Amy Lou Jenkins' "Every Natural Fact" is nothing less than sensational.
Flushed medications sneak into the flesh of wild fish. McMansions rise from marshes. Oily waves foul beaches. Every generation of messy, bumbling humans poses new perils to the natural world, and so the need is ever strong for nature writing that is scientifically up to date, muscular, moving and wise.
Herald, then, Amy Lou Jenkins, whose quietly named debut collection of essays, "Every Natural Fact: Five Seasons of Open-Air Parenting," sounds as if it might be a feel-good book about taking kids bird-watching but is instead a powerfully written ode to the connections among many seemingly disparate things, from migratory bird routes to the mood swings of an adolescent boy.
Along the way, Jenkins turns Wisconsin into Wonderland, exploring its diverse landscapes and ecosystems, its rich history and often unappreciated beauty.
Jenkins, a Milwaukee nurse, writer and teacher with an impressive grasp of natural history and the great nature writers, has a strong sense of herself as connected to others, and to all of nature:
"Like the Native American who used her rope to tether a sapling that would take decades to grow large enough to mark the trail, I must think beyond my days," she writes. "This drive might be genetic, but it feels spirital."
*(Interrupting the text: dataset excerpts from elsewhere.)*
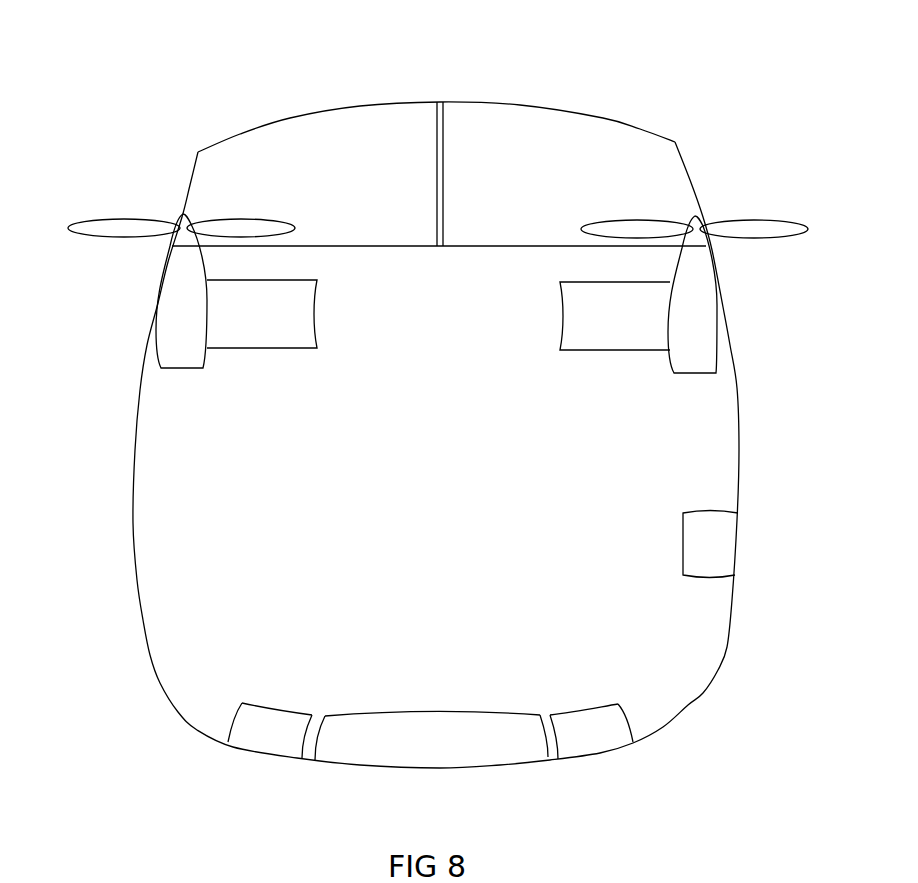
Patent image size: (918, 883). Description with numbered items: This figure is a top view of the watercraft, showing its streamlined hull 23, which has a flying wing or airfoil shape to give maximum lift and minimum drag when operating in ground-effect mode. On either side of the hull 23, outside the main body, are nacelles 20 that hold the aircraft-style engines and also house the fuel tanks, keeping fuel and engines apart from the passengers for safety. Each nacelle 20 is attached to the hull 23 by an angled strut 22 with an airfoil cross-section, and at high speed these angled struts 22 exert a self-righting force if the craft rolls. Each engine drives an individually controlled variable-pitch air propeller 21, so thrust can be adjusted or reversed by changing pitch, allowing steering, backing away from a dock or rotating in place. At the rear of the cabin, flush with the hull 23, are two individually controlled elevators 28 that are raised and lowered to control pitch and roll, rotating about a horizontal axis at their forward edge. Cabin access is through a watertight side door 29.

The nacelle 20 is at (168, 318).
The variable-pitch air propeller 21 is at (118, 225).
The angled strut 22 is at (288, 293).
The hull 23 is at (170, 455).
The elevator 28 is at (602, 142).
The side door 29 is at (718, 543).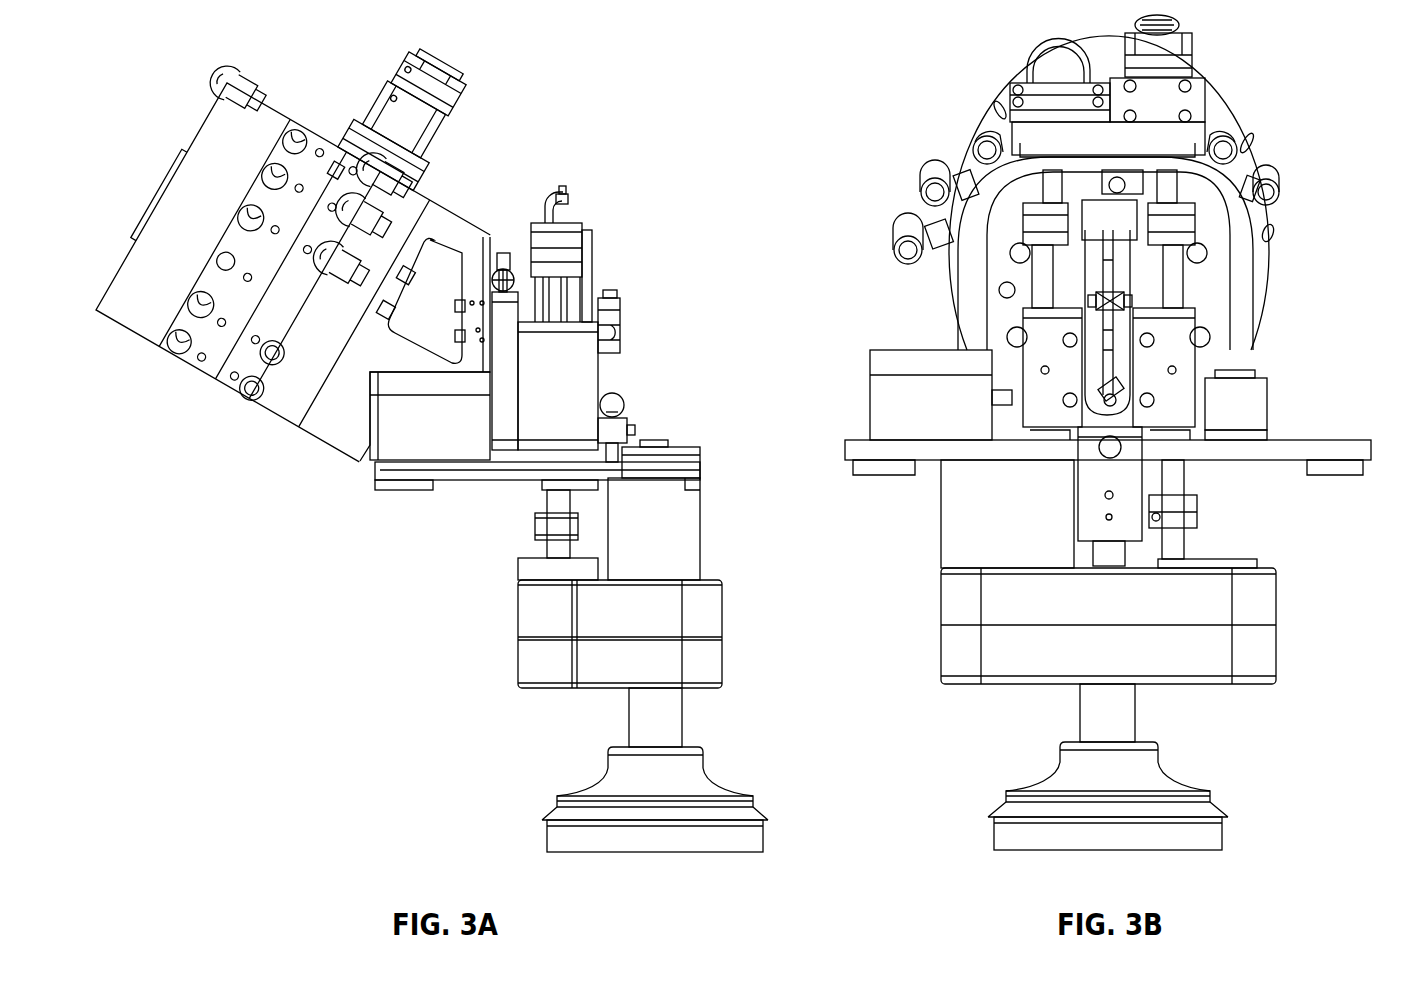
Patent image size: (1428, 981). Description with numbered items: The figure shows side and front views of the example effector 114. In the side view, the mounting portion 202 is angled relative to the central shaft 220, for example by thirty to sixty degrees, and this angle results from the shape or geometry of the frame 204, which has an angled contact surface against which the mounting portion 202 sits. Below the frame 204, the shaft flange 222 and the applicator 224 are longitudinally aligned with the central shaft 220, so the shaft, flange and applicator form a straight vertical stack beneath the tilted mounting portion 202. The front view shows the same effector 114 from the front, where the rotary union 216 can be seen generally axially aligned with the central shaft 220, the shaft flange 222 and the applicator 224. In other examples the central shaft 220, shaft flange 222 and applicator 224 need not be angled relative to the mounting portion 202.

In FIG. 3A, the effector 114 is at (622, 108).
In FIG. 3B, the effector 114 is at (1319, 72).
In FIG. 3A, the mounting portion 202 is at (290, 121).
In FIG. 3A, the frame 204 is at (470, 223).
In FIG. 3B, the rotary union 216 is at (1109, 482).
In FIG. 3A, the central shaft 220 is at (665, 708).
In FIG. 3B, the central shaft 220 is at (1125, 702).
In FIG. 3A, the shaft flange 222 is at (622, 785).
In FIG. 3B, the shaft flange 222 is at (1082, 777).
In FIG. 3A, the applicator 224 is at (750, 837).
In FIG. 3B, the applicator 224 is at (1206, 835).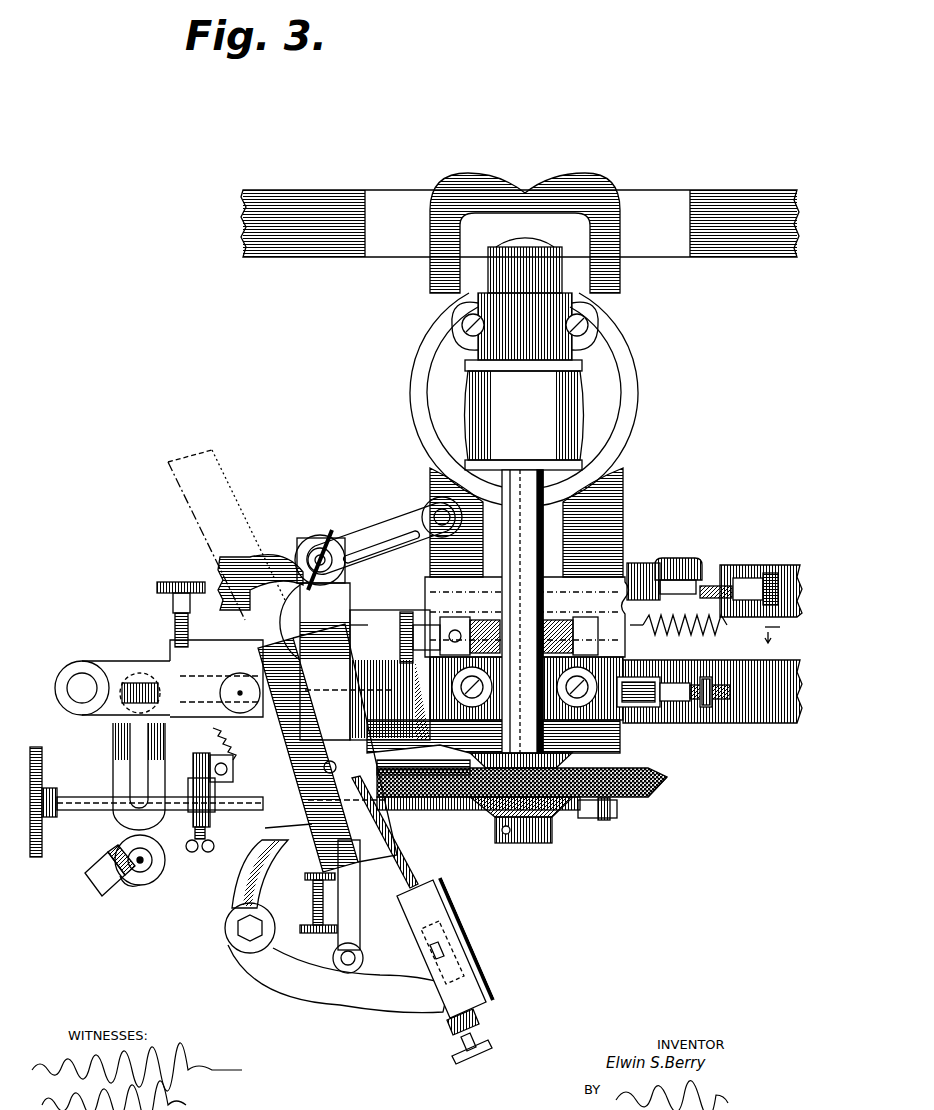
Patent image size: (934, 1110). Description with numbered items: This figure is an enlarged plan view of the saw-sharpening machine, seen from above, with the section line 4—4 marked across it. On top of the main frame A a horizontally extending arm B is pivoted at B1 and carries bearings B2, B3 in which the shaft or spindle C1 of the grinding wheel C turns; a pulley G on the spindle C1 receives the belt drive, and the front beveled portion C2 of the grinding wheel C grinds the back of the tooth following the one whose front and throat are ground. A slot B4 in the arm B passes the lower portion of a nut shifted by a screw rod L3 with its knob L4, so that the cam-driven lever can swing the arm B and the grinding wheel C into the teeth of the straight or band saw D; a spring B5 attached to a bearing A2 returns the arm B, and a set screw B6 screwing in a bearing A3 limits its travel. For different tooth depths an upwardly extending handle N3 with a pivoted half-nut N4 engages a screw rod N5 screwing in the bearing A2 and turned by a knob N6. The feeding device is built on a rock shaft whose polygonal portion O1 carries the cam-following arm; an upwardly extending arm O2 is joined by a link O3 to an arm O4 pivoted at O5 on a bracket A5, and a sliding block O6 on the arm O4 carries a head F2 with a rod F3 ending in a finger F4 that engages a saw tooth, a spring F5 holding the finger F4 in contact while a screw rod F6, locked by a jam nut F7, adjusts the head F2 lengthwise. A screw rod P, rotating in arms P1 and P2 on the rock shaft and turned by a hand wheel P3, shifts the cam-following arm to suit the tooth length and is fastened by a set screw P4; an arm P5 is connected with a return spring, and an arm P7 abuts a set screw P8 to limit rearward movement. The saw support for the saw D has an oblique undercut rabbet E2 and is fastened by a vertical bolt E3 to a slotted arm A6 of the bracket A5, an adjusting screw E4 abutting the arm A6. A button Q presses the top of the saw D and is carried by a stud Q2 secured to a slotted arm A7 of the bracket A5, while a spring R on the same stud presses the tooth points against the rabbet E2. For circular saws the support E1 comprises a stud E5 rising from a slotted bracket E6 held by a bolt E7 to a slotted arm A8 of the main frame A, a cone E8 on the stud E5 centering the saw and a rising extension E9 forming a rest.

The main frame A is at (736, 257).
The bearing A2 is at (755, 566).
The bearing A3 is at (665, 708).
The bracket A5 is at (246, 560).
The slotted arm A6 is at (86, 664).
The slotted arm A7 is at (390, 525).
The slotted arm A8 is at (141, 680).
The arm B is at (630, 426).
The pivot B1 is at (526, 248).
The bearing B2 is at (498, 313).
The bearing B3 is at (482, 672).
The slot B4 is at (560, 624).
The spring B5 is at (702, 634).
The set screw B6 is at (692, 723).
The grinding wheel C is at (636, 776).
The shaft or spindle C1 is at (541, 535).
The front beveled portion C2 is at (628, 794).
The straight or band saw D is at (238, 504).
The saw support E1 is at (128, 859).
The rabbet E2 is at (296, 740).
The vertical bolt E3 is at (216, 668).
The adjusting screw E4 is at (176, 631).
The stud E5 is at (139, 866).
The slotted bracket E6 is at (130, 754).
The bolt E7 is at (116, 729).
The cone E8 is at (155, 881).
The rising extension E9 is at (96, 885).
The head F2 is at (426, 916).
The rod F3 is at (400, 864).
The finger F4 is at (428, 950).
The spring F5 is at (463, 962).
The screw rod F6 is at (478, 1027).
The jam nut F7 is at (450, 1022).
The pulley G is at (480, 401).
The screw rod L3 is at (488, 622).
The knob or handle L4 is at (406, 618).
The handle N3 is at (683, 567).
The half-nut N4 is at (652, 563).
The screw rod N5 is at (712, 586).
The knob or handle N6 is at (778, 573).
The polygonal portion O1 is at (290, 613).
The arm O2 is at (400, 808).
The link O3 is at (366, 913).
The arm O4 is at (350, 996).
The pivot O5 is at (243, 936).
The sliding block O6 is at (449, 946).
The screw rod P is at (92, 797).
The arm P1 is at (592, 818).
The arm P2 is at (210, 806).
The hand wheel P3 is at (42, 853).
The set screw P4 is at (195, 849).
The arm P5 is at (192, 791).
The arm P7 is at (275, 833).
The set screw P8 is at (312, 906).
The button Q is at (323, 767).
The stud Q2 is at (320, 545).
The spring R is at (390, 676).
The section line 4 is at (565, 635).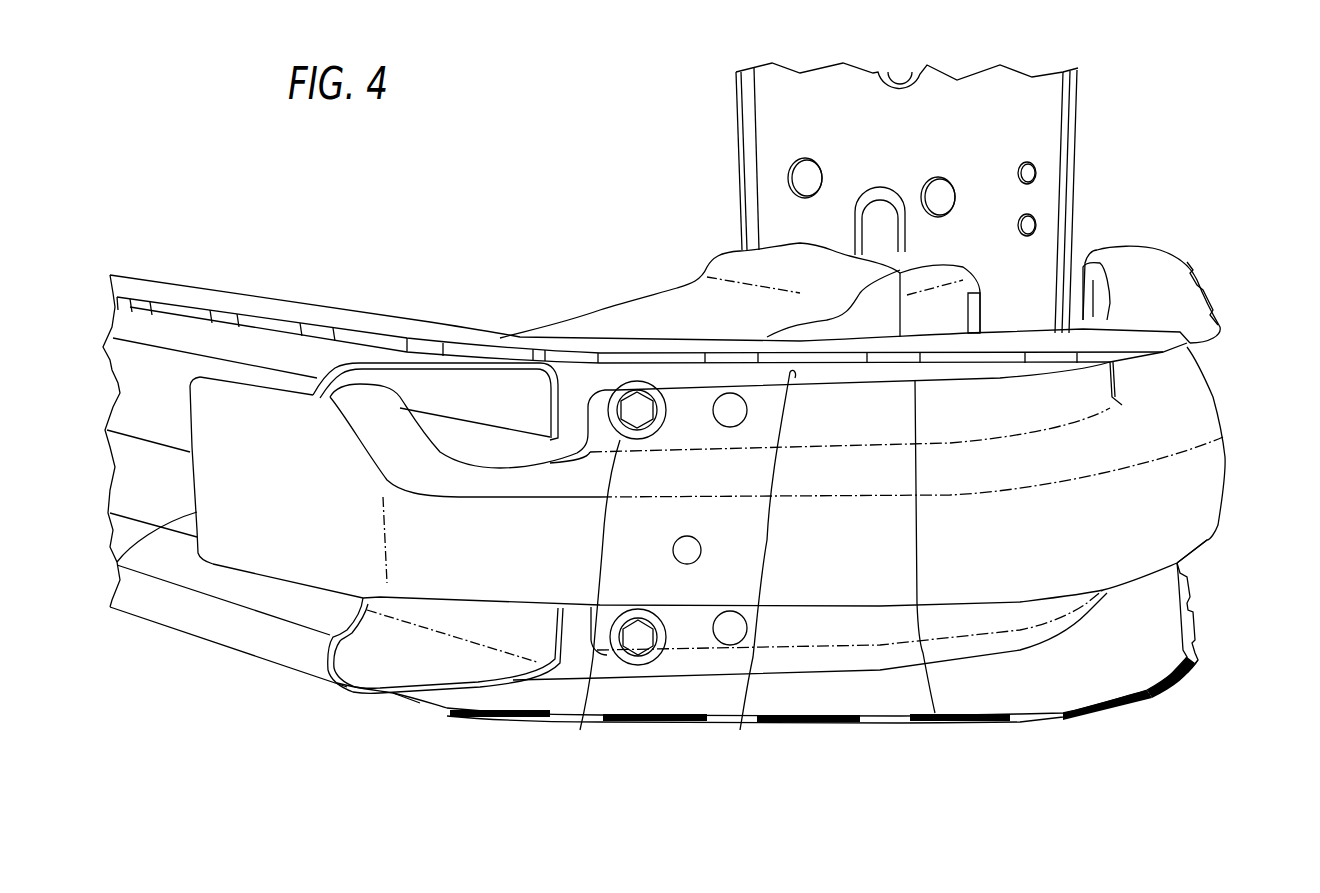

Jenkins has the ability to introduce almost any subject into an essay about a walk in the woods in a way that illuminates its connections to almost everything else. Casually and seamlessly, she drops clues about herself -- about a childhood spent quietly observing (in order to navigate among tricky alcoholics), a troubled first marriage, a struggle to pull herself out of poverty, a happy second marriage and mothering two children, including DJ, an energetic and occasionally sarcastic adolescent who sometimes enjoys their treks into the natural world and sometimes balks and broods through them. DJ is a great character, full of quips and questions. "You're weird, Mom," he tells her, sometimes bearing with her lectures about nature only because "Chicks dig guys with skills," he says, quoting from "Napoleon Dynamite." Yet DJ is listening, and occasionally reflects knowledge and understanding gained on their outings.
In Wisconsin woods, marshes and meadows, in every season, mother and son get muddy, get lost, get happy. They set out to see or do one thing and stumble across others -- obstacles or wonders. Along the way, Jenkins writes, they prove the truth of an old Latin proverb: "Solvitur Ambulando." ("It is solved by walking.")
Jenkins' powers of observation are matched by her intelligence and her writing gifts. These essays are downright beautiful. They'll make you want to head for the nearest wild or semi-wild place, with or without a child. Jenkins clearly hopes you'll be inspired to do so, but honestly, reading her work is almost as good as the real thing.
Pamela Miller is a night metro editor at the Star Tribune.